Le législateur a pensé l’espace au sein de la gouvernance pour mener la discussion stratégique autour de la mission et pour faire le suivi de potentielles expérimentations permettant cette exploration. Le comité de mission réunit ainsi différentes parties prenantes de l’entreprise (et la présence d’au moins un salarié) et est chargé de produire un rapport annuel de suivi de la mission.
La réflexion autour de ce qui fait tension ne présuppose pas l’atteinte d’une solution parfaite, la mission ne constituant qu’un engagement à l’exploration.
Cela permet néanmoins de proposer les éléments clés du suivi de la mission pour les entreprises qui souhaiteraient adopter le statut :
- Organiser les espaces permettant d’exprimer les tensions et de se poser les bonnes questions quant à la fragilité du modèle d’affaire au regard de l’idéal fixé.
- Proposer et mener des expérimentations avec les parties prenantes intéressées à la réalisation de la mission.
En conclusion, à l’ère de l’Anthropocène, les entreprises sont confrontées à la nécessité de repenser leur rôle au sein de la société. Une approche strictement économique peut privilégier certains acteurs en fonction de leurs ressources, tandis qu’une réflexion plus large sur la gouvernance et la gestion des ressources interroge les modèles de partage et d’adaptation aux contraintes écologiques.
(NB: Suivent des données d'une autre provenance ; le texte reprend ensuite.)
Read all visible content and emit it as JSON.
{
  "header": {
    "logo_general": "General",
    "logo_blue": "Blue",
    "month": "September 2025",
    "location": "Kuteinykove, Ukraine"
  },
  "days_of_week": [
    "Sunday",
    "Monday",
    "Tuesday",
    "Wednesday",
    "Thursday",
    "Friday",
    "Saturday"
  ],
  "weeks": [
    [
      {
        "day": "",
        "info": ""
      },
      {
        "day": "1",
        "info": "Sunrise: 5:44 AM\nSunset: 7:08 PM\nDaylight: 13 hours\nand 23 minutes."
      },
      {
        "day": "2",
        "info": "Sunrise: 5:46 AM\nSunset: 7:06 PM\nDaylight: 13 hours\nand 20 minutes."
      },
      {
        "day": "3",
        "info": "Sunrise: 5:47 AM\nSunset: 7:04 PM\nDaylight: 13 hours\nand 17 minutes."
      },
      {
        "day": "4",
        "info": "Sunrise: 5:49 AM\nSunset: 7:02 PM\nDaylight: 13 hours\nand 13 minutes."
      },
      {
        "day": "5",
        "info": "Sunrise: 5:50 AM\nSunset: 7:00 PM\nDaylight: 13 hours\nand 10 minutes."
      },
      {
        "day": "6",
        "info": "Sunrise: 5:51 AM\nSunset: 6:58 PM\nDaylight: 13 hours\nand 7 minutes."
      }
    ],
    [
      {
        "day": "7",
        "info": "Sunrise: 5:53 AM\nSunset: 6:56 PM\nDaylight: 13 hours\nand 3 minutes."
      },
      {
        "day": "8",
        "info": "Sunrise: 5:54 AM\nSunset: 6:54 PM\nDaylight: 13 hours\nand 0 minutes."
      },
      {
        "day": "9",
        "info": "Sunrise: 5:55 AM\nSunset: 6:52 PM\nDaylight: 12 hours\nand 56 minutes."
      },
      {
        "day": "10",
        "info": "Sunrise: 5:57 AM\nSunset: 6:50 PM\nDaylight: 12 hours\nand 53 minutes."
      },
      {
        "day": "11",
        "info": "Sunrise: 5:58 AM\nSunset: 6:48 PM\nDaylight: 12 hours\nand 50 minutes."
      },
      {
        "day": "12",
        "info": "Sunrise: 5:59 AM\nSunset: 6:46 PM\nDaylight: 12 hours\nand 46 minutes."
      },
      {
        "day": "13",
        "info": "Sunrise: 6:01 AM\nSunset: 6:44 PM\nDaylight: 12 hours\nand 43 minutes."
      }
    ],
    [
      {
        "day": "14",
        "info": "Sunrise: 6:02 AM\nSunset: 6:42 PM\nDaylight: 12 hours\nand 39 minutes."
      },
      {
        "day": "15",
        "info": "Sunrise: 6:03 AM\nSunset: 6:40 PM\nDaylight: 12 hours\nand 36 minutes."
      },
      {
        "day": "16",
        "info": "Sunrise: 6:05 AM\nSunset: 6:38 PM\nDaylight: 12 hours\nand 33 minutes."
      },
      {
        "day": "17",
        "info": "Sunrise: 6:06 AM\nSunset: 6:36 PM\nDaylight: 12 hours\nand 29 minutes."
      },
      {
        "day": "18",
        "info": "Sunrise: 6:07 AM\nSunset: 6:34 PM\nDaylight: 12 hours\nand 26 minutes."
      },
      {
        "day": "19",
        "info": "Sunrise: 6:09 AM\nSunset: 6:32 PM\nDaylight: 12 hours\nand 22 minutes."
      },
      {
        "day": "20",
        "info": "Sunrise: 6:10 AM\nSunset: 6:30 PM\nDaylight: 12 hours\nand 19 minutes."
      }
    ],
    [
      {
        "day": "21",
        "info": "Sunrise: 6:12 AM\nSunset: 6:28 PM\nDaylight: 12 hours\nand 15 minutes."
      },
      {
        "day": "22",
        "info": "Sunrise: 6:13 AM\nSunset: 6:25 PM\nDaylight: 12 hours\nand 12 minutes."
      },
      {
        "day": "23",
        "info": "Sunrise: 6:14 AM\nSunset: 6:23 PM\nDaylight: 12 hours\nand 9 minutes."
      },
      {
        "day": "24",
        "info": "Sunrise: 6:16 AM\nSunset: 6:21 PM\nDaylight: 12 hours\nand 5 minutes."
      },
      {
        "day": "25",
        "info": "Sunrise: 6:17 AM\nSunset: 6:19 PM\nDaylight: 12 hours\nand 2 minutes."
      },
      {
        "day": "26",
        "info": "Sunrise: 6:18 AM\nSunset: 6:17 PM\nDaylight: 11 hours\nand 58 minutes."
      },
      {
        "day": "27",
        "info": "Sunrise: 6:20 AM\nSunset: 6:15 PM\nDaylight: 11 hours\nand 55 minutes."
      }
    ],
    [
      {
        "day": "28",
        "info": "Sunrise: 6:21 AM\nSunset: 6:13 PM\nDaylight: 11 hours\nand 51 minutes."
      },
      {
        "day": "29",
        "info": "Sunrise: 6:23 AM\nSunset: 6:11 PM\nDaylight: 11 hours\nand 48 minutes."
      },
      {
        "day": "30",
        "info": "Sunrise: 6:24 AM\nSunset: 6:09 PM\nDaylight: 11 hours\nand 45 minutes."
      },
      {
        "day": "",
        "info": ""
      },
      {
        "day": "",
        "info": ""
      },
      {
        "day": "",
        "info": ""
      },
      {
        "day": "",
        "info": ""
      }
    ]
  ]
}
Dans ce contexte, l’entreprise à mission apparaît comme une voie possible pour aligner objectifs économiques et responsabilité sociétale, en intégrant des critères environnementaux et sociaux dans ses décisions stratégiques, même si cette évolution soulève de nombreuses questions sur la faisabilité et les implications d’un tel modèle au sein de notre cadre économique globalisé.
Bibliographie
- Milton Friedman, « The Social Responsibility of Business is to Increase its Profits », The New York Times Magazine, 13 septembre 1970.
- Enzo Lesourt, Survivre à l’anthropocène, 2018.
- Entretien avec Armand Hatchuel, 2021.
- Julia de Funès, La vertu dangereuse, les entreprises et le piège de la bien-pensance, 2024.